Getting Consumers “In The Moment”
Cyr tells PYMNTS that about half of the consumer respondents to a recent MasterCard survey said that their top frustration related to shopping is retailers not knowing what they want. The solution to this problem will lead to what Cyr describes as “a new era — the personalization of retail.”
Building a personalized retail experience, in MasterCard’s view, will require a focus on the “micro-moments” of consumers’ decision-making processes. Data will be pivotal in this regard, as retailers that effectively leverage insights from loyalty programs, marketing engagement and enhanced analytics will be able to provide “a more curated experience,” says Cyr, that is defined by “highly relevant, personalized product recommendations and promotions. “
Channel The Apple Store Experience
Here’s an anecdote: Sixty-two percent of shoppers do more research online than in the past. And since the average grocery store carries more than 42,000 products, “it’s likely that customers know more than sales people about any one item,” observes Cyr.

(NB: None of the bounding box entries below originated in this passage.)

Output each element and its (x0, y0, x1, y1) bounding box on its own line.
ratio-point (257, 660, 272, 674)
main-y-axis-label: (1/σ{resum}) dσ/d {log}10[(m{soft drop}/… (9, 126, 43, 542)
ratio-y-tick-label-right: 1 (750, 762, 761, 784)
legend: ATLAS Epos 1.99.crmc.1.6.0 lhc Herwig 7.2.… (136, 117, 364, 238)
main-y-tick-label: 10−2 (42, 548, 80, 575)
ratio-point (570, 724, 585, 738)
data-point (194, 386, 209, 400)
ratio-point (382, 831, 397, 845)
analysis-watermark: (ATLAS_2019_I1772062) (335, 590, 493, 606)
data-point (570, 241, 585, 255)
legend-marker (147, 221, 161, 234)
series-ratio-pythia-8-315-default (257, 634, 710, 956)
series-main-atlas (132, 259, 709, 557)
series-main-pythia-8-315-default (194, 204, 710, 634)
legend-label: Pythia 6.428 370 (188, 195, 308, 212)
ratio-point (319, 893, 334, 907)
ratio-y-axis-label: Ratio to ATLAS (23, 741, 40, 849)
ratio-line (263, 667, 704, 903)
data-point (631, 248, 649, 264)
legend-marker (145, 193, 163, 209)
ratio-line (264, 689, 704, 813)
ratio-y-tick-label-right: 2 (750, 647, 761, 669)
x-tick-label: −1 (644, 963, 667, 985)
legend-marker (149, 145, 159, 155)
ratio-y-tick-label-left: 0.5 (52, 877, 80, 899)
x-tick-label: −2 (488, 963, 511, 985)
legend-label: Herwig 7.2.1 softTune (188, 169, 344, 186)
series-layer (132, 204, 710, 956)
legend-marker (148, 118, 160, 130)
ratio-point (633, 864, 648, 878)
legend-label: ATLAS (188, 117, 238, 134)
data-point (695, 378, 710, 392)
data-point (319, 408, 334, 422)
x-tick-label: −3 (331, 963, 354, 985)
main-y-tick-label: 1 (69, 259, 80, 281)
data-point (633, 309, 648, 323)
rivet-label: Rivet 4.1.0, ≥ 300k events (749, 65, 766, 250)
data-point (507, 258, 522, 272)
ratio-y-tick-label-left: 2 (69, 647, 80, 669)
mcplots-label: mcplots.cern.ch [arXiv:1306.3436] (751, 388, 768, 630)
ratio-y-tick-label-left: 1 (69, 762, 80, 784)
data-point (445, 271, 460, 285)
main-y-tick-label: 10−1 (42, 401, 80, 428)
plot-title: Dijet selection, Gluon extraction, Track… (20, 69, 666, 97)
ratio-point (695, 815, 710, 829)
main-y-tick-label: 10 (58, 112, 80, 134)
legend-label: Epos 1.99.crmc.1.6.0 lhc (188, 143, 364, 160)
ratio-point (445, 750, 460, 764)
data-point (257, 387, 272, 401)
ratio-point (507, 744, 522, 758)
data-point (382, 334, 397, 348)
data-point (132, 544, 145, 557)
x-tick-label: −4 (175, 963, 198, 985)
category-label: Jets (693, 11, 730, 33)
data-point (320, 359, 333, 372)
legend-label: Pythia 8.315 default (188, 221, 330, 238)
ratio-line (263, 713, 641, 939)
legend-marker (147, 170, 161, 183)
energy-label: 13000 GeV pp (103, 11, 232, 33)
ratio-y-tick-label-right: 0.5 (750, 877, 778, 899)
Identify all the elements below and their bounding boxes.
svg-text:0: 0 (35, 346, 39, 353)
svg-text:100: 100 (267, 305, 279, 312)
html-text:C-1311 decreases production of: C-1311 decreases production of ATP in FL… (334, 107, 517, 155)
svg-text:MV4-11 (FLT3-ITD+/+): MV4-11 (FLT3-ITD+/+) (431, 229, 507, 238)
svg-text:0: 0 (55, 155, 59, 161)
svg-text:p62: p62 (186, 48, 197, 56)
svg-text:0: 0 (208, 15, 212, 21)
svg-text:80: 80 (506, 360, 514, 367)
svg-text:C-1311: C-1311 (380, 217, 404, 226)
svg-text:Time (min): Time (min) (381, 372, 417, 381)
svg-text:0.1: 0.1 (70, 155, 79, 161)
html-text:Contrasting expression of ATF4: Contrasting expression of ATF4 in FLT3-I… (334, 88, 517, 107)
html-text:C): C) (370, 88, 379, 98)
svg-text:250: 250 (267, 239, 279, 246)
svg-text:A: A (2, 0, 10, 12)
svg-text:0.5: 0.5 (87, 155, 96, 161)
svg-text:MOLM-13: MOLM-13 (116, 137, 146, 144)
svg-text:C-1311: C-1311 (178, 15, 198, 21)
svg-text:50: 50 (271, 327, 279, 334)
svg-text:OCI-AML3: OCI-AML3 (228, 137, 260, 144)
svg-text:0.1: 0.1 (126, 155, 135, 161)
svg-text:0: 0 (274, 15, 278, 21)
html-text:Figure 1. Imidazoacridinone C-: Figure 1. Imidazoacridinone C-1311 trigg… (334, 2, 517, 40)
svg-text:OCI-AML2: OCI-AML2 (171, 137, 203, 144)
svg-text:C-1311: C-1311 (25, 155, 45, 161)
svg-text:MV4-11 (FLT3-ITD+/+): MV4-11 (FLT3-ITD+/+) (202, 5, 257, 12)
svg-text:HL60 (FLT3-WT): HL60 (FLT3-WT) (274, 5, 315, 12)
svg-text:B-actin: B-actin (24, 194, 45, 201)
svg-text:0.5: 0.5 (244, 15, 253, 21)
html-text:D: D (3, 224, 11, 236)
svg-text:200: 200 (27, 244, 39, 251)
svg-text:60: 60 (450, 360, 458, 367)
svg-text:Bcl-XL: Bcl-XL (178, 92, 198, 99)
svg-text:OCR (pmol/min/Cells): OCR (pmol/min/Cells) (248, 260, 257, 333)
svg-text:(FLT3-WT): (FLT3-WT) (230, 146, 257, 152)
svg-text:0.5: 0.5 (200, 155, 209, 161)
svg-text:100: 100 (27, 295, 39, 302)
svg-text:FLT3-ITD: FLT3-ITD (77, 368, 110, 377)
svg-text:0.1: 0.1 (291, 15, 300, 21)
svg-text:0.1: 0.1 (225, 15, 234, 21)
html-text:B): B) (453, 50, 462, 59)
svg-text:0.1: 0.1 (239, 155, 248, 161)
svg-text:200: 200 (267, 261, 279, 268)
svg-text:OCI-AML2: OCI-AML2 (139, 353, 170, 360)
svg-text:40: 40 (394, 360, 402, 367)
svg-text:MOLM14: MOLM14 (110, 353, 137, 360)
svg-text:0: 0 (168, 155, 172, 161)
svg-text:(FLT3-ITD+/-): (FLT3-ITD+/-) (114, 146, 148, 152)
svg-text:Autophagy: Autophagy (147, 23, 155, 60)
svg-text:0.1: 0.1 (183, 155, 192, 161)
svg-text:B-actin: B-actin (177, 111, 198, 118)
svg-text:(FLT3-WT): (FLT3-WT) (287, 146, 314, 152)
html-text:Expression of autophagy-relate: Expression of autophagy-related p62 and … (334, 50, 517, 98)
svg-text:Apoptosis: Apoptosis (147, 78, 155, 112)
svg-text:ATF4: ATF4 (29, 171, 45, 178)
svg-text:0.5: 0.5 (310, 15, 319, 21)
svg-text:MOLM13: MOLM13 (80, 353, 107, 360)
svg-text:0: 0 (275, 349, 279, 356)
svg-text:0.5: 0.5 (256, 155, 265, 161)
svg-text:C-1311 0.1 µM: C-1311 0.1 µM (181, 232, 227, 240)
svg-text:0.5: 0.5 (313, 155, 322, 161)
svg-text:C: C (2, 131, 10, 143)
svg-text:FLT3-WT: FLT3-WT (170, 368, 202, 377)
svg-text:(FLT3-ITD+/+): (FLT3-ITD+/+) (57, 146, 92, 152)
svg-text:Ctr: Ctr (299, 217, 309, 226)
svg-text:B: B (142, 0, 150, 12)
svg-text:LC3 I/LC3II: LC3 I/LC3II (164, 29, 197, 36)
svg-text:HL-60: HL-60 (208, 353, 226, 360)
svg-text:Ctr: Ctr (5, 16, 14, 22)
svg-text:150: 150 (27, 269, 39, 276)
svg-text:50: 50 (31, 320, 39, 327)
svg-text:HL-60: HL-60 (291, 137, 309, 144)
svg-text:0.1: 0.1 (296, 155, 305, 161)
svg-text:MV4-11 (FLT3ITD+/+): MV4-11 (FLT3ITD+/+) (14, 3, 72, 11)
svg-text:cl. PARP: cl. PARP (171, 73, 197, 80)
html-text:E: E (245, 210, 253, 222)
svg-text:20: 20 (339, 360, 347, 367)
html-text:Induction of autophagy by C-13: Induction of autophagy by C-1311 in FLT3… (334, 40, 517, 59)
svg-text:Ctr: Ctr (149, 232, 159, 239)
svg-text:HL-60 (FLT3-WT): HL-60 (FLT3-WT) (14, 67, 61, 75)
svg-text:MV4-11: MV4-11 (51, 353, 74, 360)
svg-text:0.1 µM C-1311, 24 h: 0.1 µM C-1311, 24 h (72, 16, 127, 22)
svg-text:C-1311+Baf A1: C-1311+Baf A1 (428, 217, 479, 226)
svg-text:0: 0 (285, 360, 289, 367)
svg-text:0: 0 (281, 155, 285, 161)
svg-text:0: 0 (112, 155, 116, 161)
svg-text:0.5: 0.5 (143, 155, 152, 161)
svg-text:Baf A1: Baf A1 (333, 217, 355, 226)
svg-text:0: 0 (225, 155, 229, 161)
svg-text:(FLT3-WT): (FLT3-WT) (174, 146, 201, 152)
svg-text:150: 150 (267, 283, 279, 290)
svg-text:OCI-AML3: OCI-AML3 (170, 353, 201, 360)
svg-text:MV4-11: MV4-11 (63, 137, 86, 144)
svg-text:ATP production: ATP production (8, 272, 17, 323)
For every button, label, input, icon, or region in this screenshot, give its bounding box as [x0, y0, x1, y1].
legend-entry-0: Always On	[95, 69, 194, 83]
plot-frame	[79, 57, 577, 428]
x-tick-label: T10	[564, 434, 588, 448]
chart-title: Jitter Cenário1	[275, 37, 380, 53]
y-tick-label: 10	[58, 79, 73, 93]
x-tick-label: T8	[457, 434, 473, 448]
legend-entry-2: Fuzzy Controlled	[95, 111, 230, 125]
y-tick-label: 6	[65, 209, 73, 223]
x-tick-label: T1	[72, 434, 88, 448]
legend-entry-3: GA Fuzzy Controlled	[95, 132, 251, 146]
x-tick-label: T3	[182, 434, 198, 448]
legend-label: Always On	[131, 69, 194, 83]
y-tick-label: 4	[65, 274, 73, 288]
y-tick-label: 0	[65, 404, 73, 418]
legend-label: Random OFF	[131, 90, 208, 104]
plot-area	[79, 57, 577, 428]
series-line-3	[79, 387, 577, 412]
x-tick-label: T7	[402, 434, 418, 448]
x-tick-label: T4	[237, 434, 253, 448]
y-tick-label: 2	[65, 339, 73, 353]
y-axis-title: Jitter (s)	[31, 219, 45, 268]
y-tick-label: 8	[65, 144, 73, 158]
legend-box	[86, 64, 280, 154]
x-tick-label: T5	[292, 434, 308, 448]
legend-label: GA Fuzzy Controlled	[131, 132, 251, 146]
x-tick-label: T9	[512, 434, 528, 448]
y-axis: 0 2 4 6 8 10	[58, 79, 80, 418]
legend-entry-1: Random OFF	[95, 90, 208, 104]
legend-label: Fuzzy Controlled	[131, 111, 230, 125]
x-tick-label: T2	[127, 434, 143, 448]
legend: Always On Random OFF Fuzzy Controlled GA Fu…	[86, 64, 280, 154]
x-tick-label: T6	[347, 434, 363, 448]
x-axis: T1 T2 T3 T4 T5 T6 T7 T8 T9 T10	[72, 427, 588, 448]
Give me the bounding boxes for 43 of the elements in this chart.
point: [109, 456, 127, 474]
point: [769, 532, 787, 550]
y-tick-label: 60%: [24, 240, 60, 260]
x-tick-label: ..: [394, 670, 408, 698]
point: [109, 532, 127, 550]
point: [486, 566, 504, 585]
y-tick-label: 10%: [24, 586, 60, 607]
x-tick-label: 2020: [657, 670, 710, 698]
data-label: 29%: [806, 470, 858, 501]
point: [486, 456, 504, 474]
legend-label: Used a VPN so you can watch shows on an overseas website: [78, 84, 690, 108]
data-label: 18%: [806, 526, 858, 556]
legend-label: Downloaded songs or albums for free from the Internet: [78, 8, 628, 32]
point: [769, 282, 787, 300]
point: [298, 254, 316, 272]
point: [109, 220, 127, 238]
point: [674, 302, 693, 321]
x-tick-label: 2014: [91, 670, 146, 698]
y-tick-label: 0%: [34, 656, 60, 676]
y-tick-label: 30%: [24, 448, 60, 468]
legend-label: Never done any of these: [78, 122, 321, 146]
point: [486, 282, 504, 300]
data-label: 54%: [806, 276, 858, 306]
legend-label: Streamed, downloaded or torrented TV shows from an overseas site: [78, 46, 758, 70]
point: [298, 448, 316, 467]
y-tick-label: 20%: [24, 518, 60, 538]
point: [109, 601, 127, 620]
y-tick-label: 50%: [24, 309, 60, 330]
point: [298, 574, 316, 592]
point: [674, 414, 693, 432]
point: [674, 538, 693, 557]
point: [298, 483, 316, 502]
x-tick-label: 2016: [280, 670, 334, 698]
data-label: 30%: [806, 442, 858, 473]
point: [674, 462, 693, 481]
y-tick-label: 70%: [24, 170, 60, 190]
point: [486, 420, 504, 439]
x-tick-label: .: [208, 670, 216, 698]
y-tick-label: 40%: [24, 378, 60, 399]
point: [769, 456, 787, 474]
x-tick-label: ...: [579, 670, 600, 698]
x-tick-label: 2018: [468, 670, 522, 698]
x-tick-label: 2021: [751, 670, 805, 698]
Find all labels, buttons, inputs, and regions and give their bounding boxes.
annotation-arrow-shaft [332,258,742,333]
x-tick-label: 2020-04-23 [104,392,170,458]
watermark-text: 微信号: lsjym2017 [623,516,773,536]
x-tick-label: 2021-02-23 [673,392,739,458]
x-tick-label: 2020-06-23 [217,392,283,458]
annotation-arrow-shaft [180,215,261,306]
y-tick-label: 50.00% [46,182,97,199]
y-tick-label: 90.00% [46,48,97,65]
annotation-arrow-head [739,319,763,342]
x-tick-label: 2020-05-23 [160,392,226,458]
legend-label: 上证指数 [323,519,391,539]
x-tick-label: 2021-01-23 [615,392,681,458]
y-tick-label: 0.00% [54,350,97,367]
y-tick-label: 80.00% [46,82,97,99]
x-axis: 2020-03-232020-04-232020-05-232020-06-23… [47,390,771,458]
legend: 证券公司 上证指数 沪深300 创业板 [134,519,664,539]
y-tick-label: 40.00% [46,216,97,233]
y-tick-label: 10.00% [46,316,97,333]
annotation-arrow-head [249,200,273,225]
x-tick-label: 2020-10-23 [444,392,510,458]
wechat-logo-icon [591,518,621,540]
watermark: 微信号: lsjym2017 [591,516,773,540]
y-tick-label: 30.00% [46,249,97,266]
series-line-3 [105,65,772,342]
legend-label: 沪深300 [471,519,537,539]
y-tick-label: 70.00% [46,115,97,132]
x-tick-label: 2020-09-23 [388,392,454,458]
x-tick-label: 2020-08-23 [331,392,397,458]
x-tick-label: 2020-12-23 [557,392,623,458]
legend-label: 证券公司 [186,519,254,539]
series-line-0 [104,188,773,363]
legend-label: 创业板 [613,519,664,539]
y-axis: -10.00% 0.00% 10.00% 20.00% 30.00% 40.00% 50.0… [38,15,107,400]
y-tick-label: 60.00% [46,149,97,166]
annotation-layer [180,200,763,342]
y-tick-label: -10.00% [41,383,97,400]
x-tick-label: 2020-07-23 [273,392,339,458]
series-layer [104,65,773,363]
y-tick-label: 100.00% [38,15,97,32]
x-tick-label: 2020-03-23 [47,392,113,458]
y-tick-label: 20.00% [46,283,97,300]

To maximize the opportunity of the new paradigm, wherein in-store retail personnel are moving away from being traditional “salespeople” and more towards serving as concierges in place to assist increasingly knowledgeable consumers only as needed, MasterCard advises that retailers utilize more complementary technology — such as beacons — within their physical locations, turning shopping trips into omnichannel experiences.
As Cyr puts it, “Think of it as the Apple Store approach at scale.”
The Socialization Of Shopping
Cyr says that another of MasterCard’s survey findings is that close to 80 percent of consumer purchases are informed by a connected device. Third-party reviews posted online are approaching becoming as influential on shoppers’ decisions as recommendations from their family members and friends.
As a result, MasterCard predicts that, in 2016, the savviest retailers will expand their digital presence through methods such as implementing buy buttons, facilitating P2P product education and describing products in more conversational language — i.e., less marketing jargon — on social commerce platforms.
Convenience Is Retail’s Table Stakes
There are nearly 10 billion connected devices on the IoT today, with that number expected to approach 50 billion by 2020.
“In a world where connectivity is a given,” remarks Chion, “convenience will be table stakes.”
Essential for retailers on that front, posits MasterCard, will be the integration of innovative technologies — such as the company’s own Groceries by MasterCard, a refrigerator-linked shopping app — that work in concert, saving customers time without sacrificing security.
Chion adds that “interconnectivity and seamlessness will be the true differentiators” in this regard.
Digging Deeper With The Chip
With chip-enabled card technology having taken hold in Europe ahead of the United States, Chion notes that shoppers in the former region are now taking advantage of a wider variety of options — including multi-account access and multiple payment and currency options — enabled by chip cards that have become interactive.
Checking In With The Travel Economy
Data analyzed by MasterCard SpendingPulse showed that 2015 was a record year for retail spend on airlines and lodging. A major aspect of consumer vacations, according to the company, is shopping — for brands they know, as well as experiencing the discovery of new ones.
“This is happening within countries but also amplified across borders, particularly for categories like luxury,” says Chion.
MasterCard attests that the increasing connectivity among once-disparate regions of the world is a prime opportunity for retailers.
Taking a holistic view of the six retail trends that they shared with PYMNTS, Cyr and Chion highlight that a unifying factor in all of them is customer experience. Retailers that focus on delivering the best experience possible, the pair concludes, will be the ones most likely to gain sales ahead of their competitors.